Melissa cannot say it was intuition; the writing was on the wall, and she was never safe. She just chose not to take notice of the news, of a man hanged over a satanic symbol, of a cult with hunts, burials, and false stag gods, of a junkie dead on the same grounds with a bygone infamous group of ladies.

Kelly sends the tape, as she is advised, and goes back to carry the butterfly knife, kept in the toolbox in her family's house. 

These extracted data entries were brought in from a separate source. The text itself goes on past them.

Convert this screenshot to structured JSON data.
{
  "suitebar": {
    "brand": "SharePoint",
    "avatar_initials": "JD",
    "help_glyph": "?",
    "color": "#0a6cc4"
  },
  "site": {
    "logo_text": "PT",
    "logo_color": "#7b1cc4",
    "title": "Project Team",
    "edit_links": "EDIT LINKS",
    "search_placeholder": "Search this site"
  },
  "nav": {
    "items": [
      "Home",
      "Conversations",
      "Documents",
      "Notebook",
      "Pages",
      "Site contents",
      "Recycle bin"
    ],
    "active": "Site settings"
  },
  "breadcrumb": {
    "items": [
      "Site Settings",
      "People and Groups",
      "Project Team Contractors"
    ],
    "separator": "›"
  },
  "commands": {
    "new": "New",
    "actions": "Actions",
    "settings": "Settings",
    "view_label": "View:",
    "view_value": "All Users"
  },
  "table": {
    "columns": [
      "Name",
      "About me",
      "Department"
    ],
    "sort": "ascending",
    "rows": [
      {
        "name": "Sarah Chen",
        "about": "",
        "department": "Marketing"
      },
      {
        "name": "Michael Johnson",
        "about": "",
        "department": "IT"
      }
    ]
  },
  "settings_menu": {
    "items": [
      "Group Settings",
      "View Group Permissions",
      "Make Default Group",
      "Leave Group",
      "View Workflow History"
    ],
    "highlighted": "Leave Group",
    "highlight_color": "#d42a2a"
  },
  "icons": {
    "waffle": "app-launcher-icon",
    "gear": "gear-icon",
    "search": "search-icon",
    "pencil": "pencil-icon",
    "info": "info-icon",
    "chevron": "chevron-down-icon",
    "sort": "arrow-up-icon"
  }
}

Alex did have the intuition to read into this old habit coming back. But failed to act fast enough, such is the blindfold Melissa weaved over her eyes for years. 

And now the blade presses on Alex’s neck, Melissa crying out the truth after a ghost of her worst decisions comes back. She could try to bargain, to explain, to justify herself from the fake name to the realization of why Alex is an orphan with a penchant for biology. 

But she does not. 

Melissa just kisses her skin, with her lips near those beautiful eyes that possess glimpses of a better life within their gaze, and with the knife as she rushes to promise how Kelly will come back just as soon as she deals with Melissa’s messy ex. 

She runs away, not looking back, fearing she would not have the courage, as she never did in these long years she kept the truth from Alex. She completely misses the bright blood spilling out of her on her way out.